Il regardait Tony qui parut soudain inconfortable. Le milliardaire jeta un coup d'œil à Natasha, dont l'expression était indéchiffrable, avant d'être brusquement captivé par la manière dont le café bougeait dans sa tasse lorsqu'il la faisait tourner.

« C'est que… je n'ai aucune idée de comment le contacter, » avoua-t-il piteusement après un temps.

Clint étouffa un son qui aurait pu être ou ne pas être un rire. Tony prit la mouche immédiatement :

« Parce que toi tu as son numéro de portable peut-être, Legolas ? cingla-t-il.

- Non, répondit l'intéressé sans élever la voix ou baisser son journal. Mais si je devais trouver un moyen d'entrer en contact avec le Cap', je sais par où je commencerais. »
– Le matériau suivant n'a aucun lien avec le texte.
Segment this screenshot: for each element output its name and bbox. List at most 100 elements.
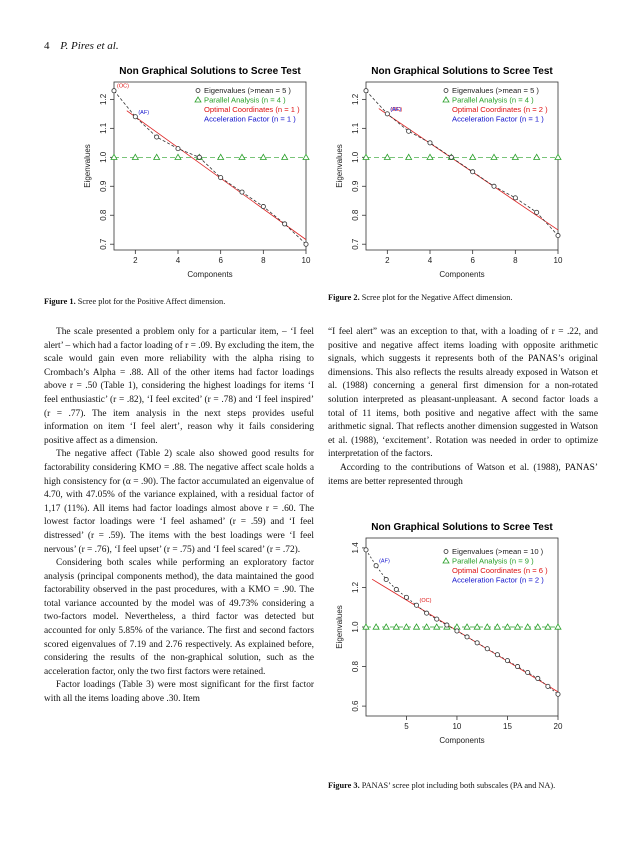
x-tick-label: 4 xyxy=(428,256,433,265)
parallel-analysis-marker xyxy=(302,153,310,160)
left-paragraph-2: The negative affect (Table 2) scale also… xyxy=(44,449,314,555)
parallel-analysis-marker xyxy=(463,623,471,630)
legend-entry: Optimal Coordinates (n = 1 ) xyxy=(204,105,300,114)
parallel-analysis-marker xyxy=(152,153,161,160)
parallel-analysis-marker xyxy=(362,153,370,160)
scree-plot-svg: Non Graphical Solutions to Scree Test 0.6… xyxy=(335,522,563,745)
legend-parallel-symbol xyxy=(442,557,450,564)
legend-entry: Parallel Analysis (n = 4 ) xyxy=(204,96,286,105)
scree-plot-svg: Non Graphical Solutions to Scree Test 0.7… xyxy=(335,66,563,279)
running-authors: P. Pires et al. xyxy=(60,40,119,52)
y-tick-label: 1.0 xyxy=(351,621,360,633)
parallel-analysis-marker xyxy=(372,623,380,630)
parallel-analysis-marker xyxy=(511,153,520,160)
parallel-analysis-marker xyxy=(402,623,411,630)
figure-2-scree-plot: Non Graphical Solutions to Scree Test 0.7… xyxy=(332,62,564,288)
chart-title: Non Graphical Solutions to Scree Test xyxy=(119,66,301,77)
eigenvalue-point xyxy=(363,547,369,553)
parallel-analysis-marker xyxy=(404,153,413,160)
parallel-analysis-marker xyxy=(483,623,491,630)
legend-entry: Optimal Coordinates (n = 2 ) xyxy=(452,105,548,114)
y-tick-label: 1.4 xyxy=(351,542,360,554)
parallel-analysis-marker xyxy=(110,153,118,160)
eigenvalue-point xyxy=(384,111,390,117)
af-annotation: (AF) xyxy=(379,559,390,565)
parallel-analysis-marker xyxy=(238,153,246,160)
legend-entry: Parallel Analysis (n = 4 ) xyxy=(452,96,534,105)
figure-1-caption: Figure 1. Scree plot for the Positive Af… xyxy=(44,296,314,308)
eigenvalue-point xyxy=(545,683,551,689)
legend-entry: Eigenvalues (>mean = 10 ) xyxy=(452,547,544,556)
parallel-analysis-marker xyxy=(174,153,182,160)
y-axis-label: Eigenvalues xyxy=(83,144,92,188)
y-tick-label: 0.9 xyxy=(99,180,108,192)
x-tick-label: 2 xyxy=(385,256,390,265)
y-tick-label: 1.1 xyxy=(99,122,108,134)
x-tick-label: 5 xyxy=(404,722,409,731)
eigenvalue-point xyxy=(535,675,541,681)
figure-2-caption: Figure 2. Scree plot for the Negative Af… xyxy=(328,292,598,304)
legend-entry: Acceleration Factor (n = 2 ) xyxy=(452,576,544,585)
x-tick-label: 2 xyxy=(133,256,138,265)
eigenvalue-point xyxy=(444,622,450,628)
left-paragraph-1: The scale presented a problem only for a… xyxy=(44,327,314,446)
legend-eigen-symbol xyxy=(195,88,201,93)
y-tick-label: 1.0 xyxy=(99,151,108,163)
x-tick-label: 20 xyxy=(554,722,563,731)
left-paragraph-3: Considering both scales while performing… xyxy=(44,558,314,677)
parallel-analysis-marker xyxy=(523,623,532,630)
left-paragraph-4: Factor loadings (Table 3) were most sign… xyxy=(44,680,314,705)
parallel-analysis-marker xyxy=(216,153,225,160)
y-tick-label: 0.6 xyxy=(351,700,360,712)
figure-1-label: Figure 1. xyxy=(44,297,76,306)
oc-regression-line xyxy=(378,108,559,231)
eigenvalue-point xyxy=(427,140,433,146)
x-tick-label: 6 xyxy=(218,256,223,265)
right-text-column: “I feel alert” was an exception to that,… xyxy=(328,326,598,489)
figure-2-label: Figure 2. xyxy=(328,293,360,302)
parallel-analysis-marker xyxy=(453,623,461,630)
parallel-analysis-marker xyxy=(412,623,421,630)
eigenvalue-point xyxy=(448,154,454,160)
x-tick-label: 10 xyxy=(554,256,563,265)
eigenvalue-point xyxy=(555,233,561,239)
parallel-analysis-marker xyxy=(532,153,541,160)
eigenvalue-point xyxy=(373,563,379,569)
eigenvalue-point xyxy=(470,169,476,175)
eigenvalue-point xyxy=(363,88,369,94)
x-tick-label: 15 xyxy=(503,722,512,731)
y-tick-label: 1.2 xyxy=(99,93,108,105)
eigenvalue-point xyxy=(111,88,117,94)
figure-3-scree-plot: Non Graphical Solutions to Scree Test 0.6… xyxy=(326,518,566,756)
eigenvalue-point xyxy=(260,204,266,210)
parallel-analysis-marker xyxy=(473,623,481,630)
chart-title: Non Graphical Solutions to Scree Test xyxy=(371,522,553,533)
eigenvalue-point xyxy=(494,652,500,658)
eigenvalue-point xyxy=(282,221,288,227)
parallel-analysis-marker xyxy=(280,153,289,160)
figure-3-caption: Figure 3. PANAS’ scree plot including bo… xyxy=(328,780,578,792)
legend-eigen-symbol xyxy=(443,88,449,93)
plot-frame xyxy=(365,81,559,251)
legend-entry: Eigenvalues (>mean = 5 ) xyxy=(452,86,539,95)
y-tick-label: 1.0 xyxy=(351,151,360,163)
running-header: 4 P. Pires et al. xyxy=(44,40,119,52)
parallel-analysis-marker xyxy=(490,153,498,160)
figure-2-text: Scree plot for the Negative Affect dimen… xyxy=(359,293,513,302)
oc-annotation: (OC) xyxy=(117,84,129,90)
eigenvalue-point xyxy=(132,114,138,120)
af-annotation: (AF) xyxy=(138,110,149,116)
parallel-analysis-marker xyxy=(422,623,431,630)
legend-entry: Acceleration Factor (n = 1 ) xyxy=(452,115,544,124)
oc-annotation: (OC) xyxy=(420,598,432,604)
figure-3-text: PANAS’ scree plot including both subscal… xyxy=(359,781,556,790)
y-tick-label: 1.2 xyxy=(351,581,360,593)
legend-parallel-symbol xyxy=(194,96,202,103)
eigenvalue-point xyxy=(464,634,470,640)
eigenvalue-point xyxy=(406,128,412,134)
oc-annotation: (OC) xyxy=(390,107,402,113)
y-axis-label: Eigenvalues xyxy=(335,144,344,188)
parallel-analysis-marker xyxy=(383,153,392,160)
parallel-analysis-marker xyxy=(503,623,512,630)
eigenvalue-point xyxy=(218,175,224,181)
Bruce échangea un regard intrigué avec Tony. Pendant quelques instants, ils firent tous les deux marcher leurs méninges pour trouver comment Clint s'y prendrait et s'ils pouvaient utiliser ce moyen eux-mêmes. Bruce écarta rapidement le réseau de l'ancien SHIELD ; d'après ce qu'il avait pu comprendre, Steve n'était pas prêt de seulement envisager l'idée de s'y raccrocher. Et soudain, le même éclair de compréhension doucha les deux amis et ils se tournèrent d'un seul mouvement vers Natasha.

Cette dernière soupira.

« Pourquoi est-ce que tu ne l'as pas contacté il y a, genre, trois mois ? accusa Tony. Je l'ai pas fait parce que je ne pouvais pas le faire, mais toi ? On aurait carrément pu lui trouver quelque chose à faire dans cette croisade qu'il a commencée.
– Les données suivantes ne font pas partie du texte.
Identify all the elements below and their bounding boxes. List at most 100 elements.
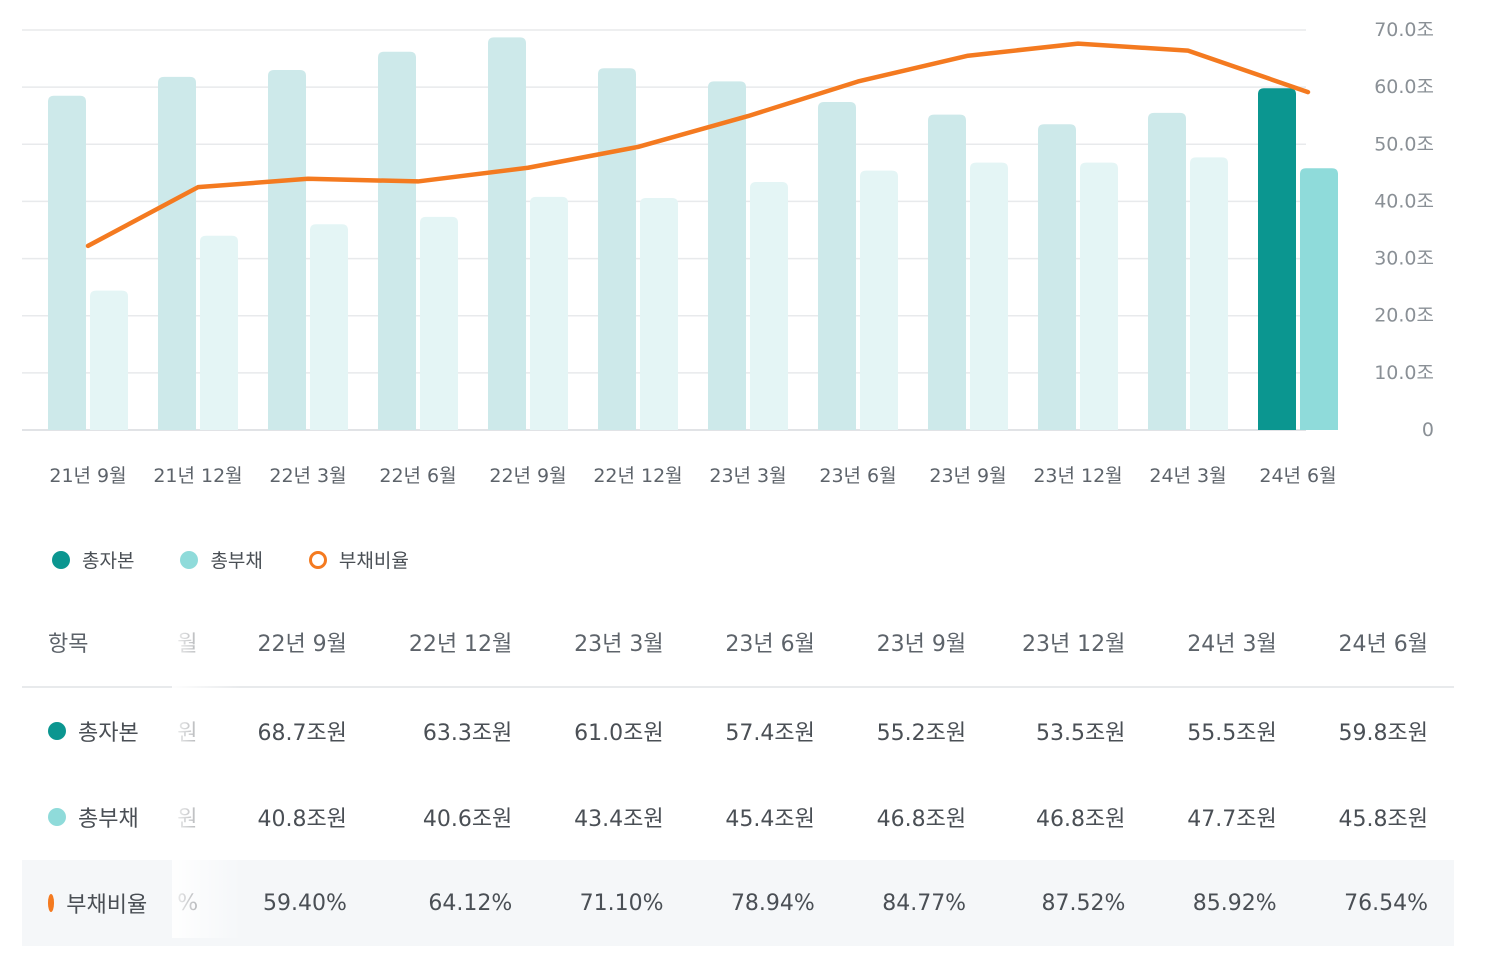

- Steve a suffisamment de préoccupations pour ne pas nous ajouter à la liste, répondit l'espionne d'un ton sans appel. Plus, il aide parfaitement au démantèlement d'Hydra de son côté.

- Oui, mais il pourrait participer au démantèlement d'Hydra avec nous, ce qui est quand même carrément plus classe, insista le milliardaire. Et il arrêterait de chasser une chimère. »

Sa remarque ne plut pas à Natasha qui essayait à présent de l'écorcher télépathiquement, à en croire son regard noir. Mais avant qu'elle n'eût eu le temps de lui faire ravaler ses paroles, Clint intervint :

« Ce serait vraiment profitable de mieux se coordonner avec Cap', dit-il comme s'il parlait de la pluie et du beau temps, tournant nonchalamment une page de son journal.

- D'accord, céda-t-elle en sortant son téléphone. Mais si l'un de vous mentionne Barnes, je raccroche et vous vous débrouillez. »

La menace était surtout adressée à Tony, mais elle demanda néanmoins une confirmation de Bruce par un froncement de sourcil dans sa direction. Il hocha la tête, de même que le milliardaire, et, satisfaite, elle posa son téléphone au centre de la table après avoir sélectionné un contact. Plusieurs sonneries plus tard, on décrocha :

« Allô ?

- Sam ? fit Natasha, son froncement de sourcil n'ayant soudain plus rien à voir avec de la colère. Pourquoi tu réponds au téléphone de Steve ? »

A ça, Clint posa son journal et darda un regard inquiet sur sa partenaire. Bruce était confus ; qui était Sam déjà ?

« Il dort, répondit le haut-parleur. Et depuis Caracas, je sais que ne pas répondre quand tu l'appelles déclenche des événements que personne n'apprécie, surtout pas les autorités locales.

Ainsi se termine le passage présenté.